Eyes were mainly on the visit to Twitter, which took place last Thursday. The social media platform recently left the EU’s voluntary code of conduct against online disinformation. That code of conduct foreshadows what the DSA will entail and allows the EU to impose rules immediately on tech giants regarding social media content. The rules will also be included in the DSA.
With Twitter’s decision to leave the code of conduct, the platform sided with several political leaders against it. This was evident in the reaction of the French minister, who already made it known that Twitter would no longer have a place in his country if upcoming regulation was violated.
Musk, who still has a say in most areas at Twitter, seemed at first glance unimpressed by Breton’s planned visit. Only the EU commissioner appeared physically at headquarters for the appointment, while Musk showed up via video call.
Due to the actions, the EU seems very uncertain whether the blue bird intends to get caught with the DSA. However, when the social media platform just came under Musk’s leadership in late 2022, he promised that his platform would comply with upcoming legislation. The more recent actions were enough for Breton to briefly warn Twitter’s boss of the consequences that negligence will have. Indeed, the DSA gives the EU a means to fine social media platforms up to six percent of annual sales.
The platform seems to be mainly struggling to moderate disinformation and hate messages. That is why the EU commissioner subjected the platform to a “stress test” during his visit. “The company takes the exercise very seriously,” it sounded at the beginning of the test via Breton’s Twitter account.
After the appointment, a positive message also appeared from Twitter’s new CEO, Linda Yaccarino. She thanked the EU commissioner and stressed again that EU legislation will be followed: “Europe is very important for Twitter and we are focusing on further cooperation.” There is no information about the test results. They are with the social media platform and should not be made public.
At least the test kit gave the EU more certainty about Twitter’s intentions regarding the DSA. Breton announced after the visit that TikTok will also be subjected to the test, during a visit next month.
Paving the way for AI Act
Breton immediately seized his time visiting the various companies as a time to provide some clarification on the newly passed AI Act. He discussed it with Sundar Pichai, CEO of Alphabet, Mark Zuckerberg, CEO of Meta, Sam Altman, CEO of OpenAI and Jensen Huang, CEO of Nvidia.
At least the AI legislation has not escaped the big names in the tech world. Several companies focused on AI or built entirely around AI have already knocked on the door of European lawmakers to offer advice on the upcoming rules.

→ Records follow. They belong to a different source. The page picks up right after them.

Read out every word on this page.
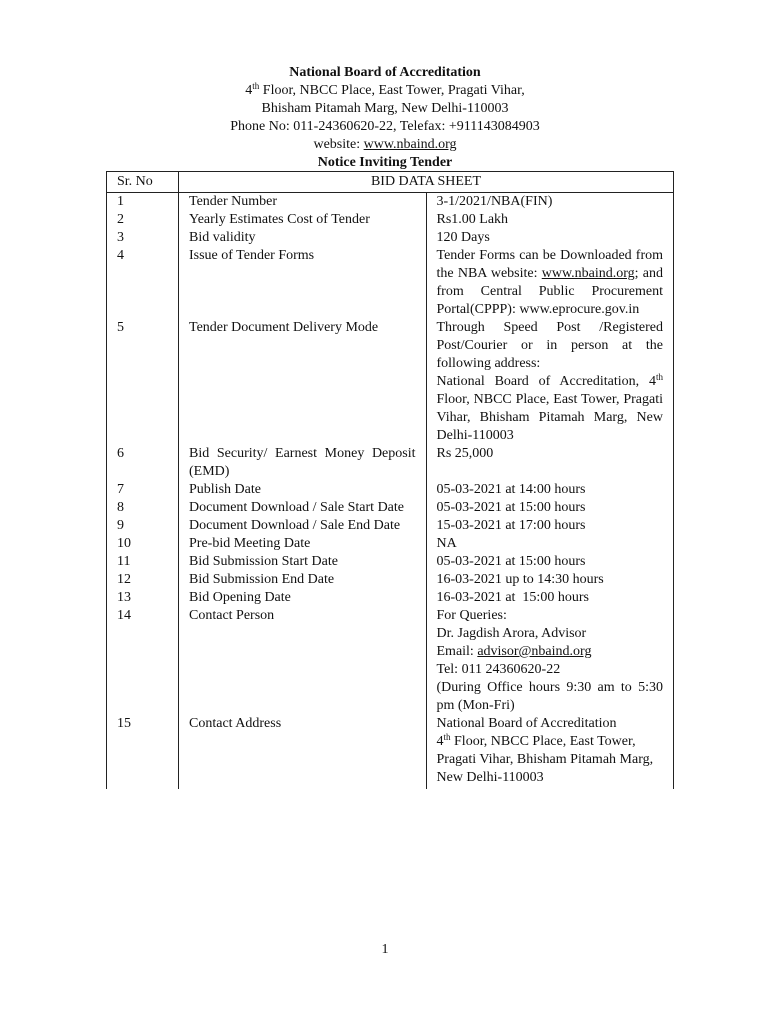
National Board of Accreditation
4th Floor, NBCC Place, East Tower, Pragati Vihar,
Bhisham Pitamah Marg, New Delhi-110003
Phone No: 011-24360620-22, Telefax: +911143084903
website: www.nbaind.org
Notice Inviting Tender
Sr. No	BID DATA SHEET	
1	Tender Number	3-1/2021/NBA(FIN)
2	Yearly Estimates Cost of Tender	Rs1.00 Lakh
3	Bid validity	120 Days
4	Issue of Tender Forms	Tender Forms can be Downloaded from the NBA website: www.nbaind.org; and from Central Public Procurement Portal(CPPP): www.eprocure.gov.in
5	Tender Document Delivery Mode	Through Speed Post /Registered Post/Courier or in person at the following address:
National Board of Accreditation, 4th Floor, NBCC Place, East Tower, Pragati Vihar, Bhisham Pitamah Marg, New Delhi-110003

6	Bid Security/ Earnest Money Deposit (EMD)	Rs 25,000
7	Publish Date	05-03-2021 at 14:00 hours
8	Document Download / Sale Start Date	05-03-2021 at 15:00 hours
9	Document Download / Sale End Date	15-03-2021 at 17:00 hours
10	Pre-bid Meeting Date	NA
11	Bid Submission Start Date	05-03-2021 at 15:00 hours
12	Bid Submission End Date	16-03-2021 up to 14:30 hours
13	Bid Opening Date	16-03-2021 at  15:00 hours
14	Contact Person	For Queries:
Dr. Jagdish Arora, Advisor
Email: advisor@nbaind.org
Tel: 011 24360620-22
(During Office hours 9:30 am to 5:30 pm (Mon-Fri)

15	Contact Address	National Board of Accreditation
4th Floor, NBCC Place, East Tower, Pragati Vihar, Bhisham Pitamah Marg,
New Delhi-110003
1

They do so in a way that benefits their business activities and tends toward lobbying.
The DSA will be on its trial run in a few weeks. The laws surrounding AI will follow two years later and mainly involve laws that the EU could not yet anticipate when the DSA was adopted. Developments in the field of artificial intelligence have been rapidly following each other recently, so an addition already proved necessary to legislation that is not even in force yet.
It charges social media platforms and other tech companies a period of familiarisation, which is most likely needed for Twitter. The switches in leadership at the social media platform that followed Elon Musk’s short-tempered and capricious policies have thrown the blue bird into disarray. Disinformation and hate messages are seeping through more than once, which could cost the company dearly if the EU decides to apply the DSA strictly.